The old “medicine is a calling” adage lost whatever shine it had left when members of our own profession began spreading COVID disinformation. Our calling instead should be advocating for positive change within and beyond the field. Some of our colleagues advocate at the policy level, meeting with legislators. Some run for local or state office. Some, like me, combat disinformation online. As physicians, part of work-life integration must include time for change. I used to be less declarative with that. At times, I barely maintained my own sanity, so how could I tell people to do anything more?
Yet, it is exactly that struggle that drove me to write this. Fact-check that erroneous post. Call out that bogus claim. Perhaps create: anything from a tweet or Instagram caption to a full editorial or article. Get more good information out into the world.
It is not easy. Brandolini’s Law says, “The amount of energy needed to refute bullshit is an order of magnitude bigger than needed to produce it,” and this axiom has never been truer than what I experience while countering disinformation. It is much easier to write a catchy, sensationalist headline that sparks outrage (despite paltry evidence) than to write nuanced scientific messaging with higher-quality evidence, especially amid the cacophony of mean-spirited replies. That imbalance is what those who spread disinformation count on.
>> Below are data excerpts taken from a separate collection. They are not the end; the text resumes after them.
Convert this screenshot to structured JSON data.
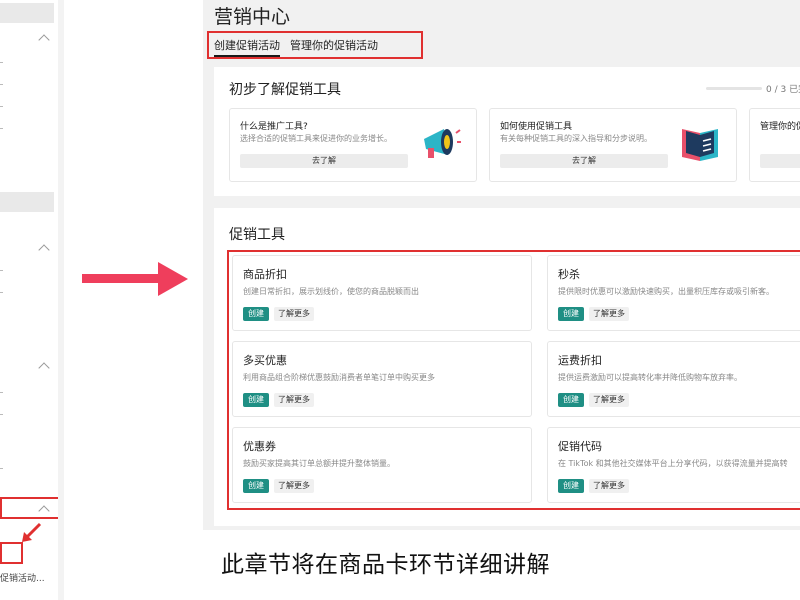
{
  "app": {
    "title": "营销中心",
    "tabs": [
      {
        "label": "创建促销活动",
        "active": true
      },
      {
        "label": "管理你的促销活动",
        "active": false
      }
    ]
  },
  "sidebar": {
    "partial_label": "促销活动..."
  },
  "intro_section": {
    "title": "初步了解促销工具",
    "progress_text": "0 / 3 已完",
    "progress_fraction": 0,
    "cards": [
      {
        "title": "什么是推广工具?",
        "desc": "选择合适的促销工具来促进你的业务增长。",
        "button": "去了解",
        "icon": "megaphone-icon"
      },
      {
        "title": "如何使用促销工具",
        "desc": "有关每种促销工具的深入指导和分步说明。",
        "button": "去了解",
        "icon": "book-icon"
      },
      {
        "title": "管理你的促",
        "desc": "",
        "button": "",
        "icon": ""
      }
    ]
  },
  "tools_section": {
    "title": "促销工具",
    "tools": [
      {
        "title": "商品折扣",
        "desc": "创建日常折扣，展示划线价，使您的商品脱颖而出",
        "create": "创建",
        "more": "了解更多"
      },
      {
        "title": "秒杀",
        "desc": "提供限时优惠可以激励快速购买，出量积压库存或吸引新客。",
        "create": "创建",
        "more": "了解更多"
      },
      {
        "title": "多买优惠",
        "desc": "利用商品组合阶梯优惠鼓励消费者单笔订单中购买更多",
        "create": "创建",
        "more": "了解更多"
      },
      {
        "title": "运费折扣",
        "desc": "提供运费激励可以提高转化率并降低购物车放弃率。",
        "create": "创建",
        "more": "了解更多"
      },
      {
        "title": "优惠券",
        "desc": "鼓励买家提高其订单总额并提升整体销量。",
        "create": "创建",
        "more": "了解更多"
      },
      {
        "title": "促销代码",
        "desc": "在 TikTok 和其他社交媒体平台上分享代码，以获得流量并提高转",
        "create": "创建",
        "more": "了解更多"
      }
    ]
  },
  "caption": "此章节将在商品卡环节详细讲解",
  "colors": {
    "accent_red": "#e03030",
    "arrow_pink": "#ef3e5c",
    "create_teal": "#1f8f84"
  }
}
There are many frustrating, non-patient care-related aspects of healthcare — the things that make us say to ourselves, “Why can’t I just take care of my patients?” Countering disinformation can seem like one of those frustrating things, and the sheer number of misleading claims on the internet can spark feelings of helplessness in and of itself. Still, while individual self-care is incredibly important, we must also strive for systemic change to allow better delivery of care to our patients. This can fight the helpless feeling. We need to lift each other’s voices and use our ability to educate and empower patients on a much broader scale.
And maybe we can feel a little less helpless.
Joseph S. Thomas, MD, is a hospitalist with Buffalo Medical Group. He is also a clinical instructor at the University at Buffalo Catholic Health System in the Internal Medicine Training Program, and a deputy editor of Digital Media for the Journal of Hospital Medicine.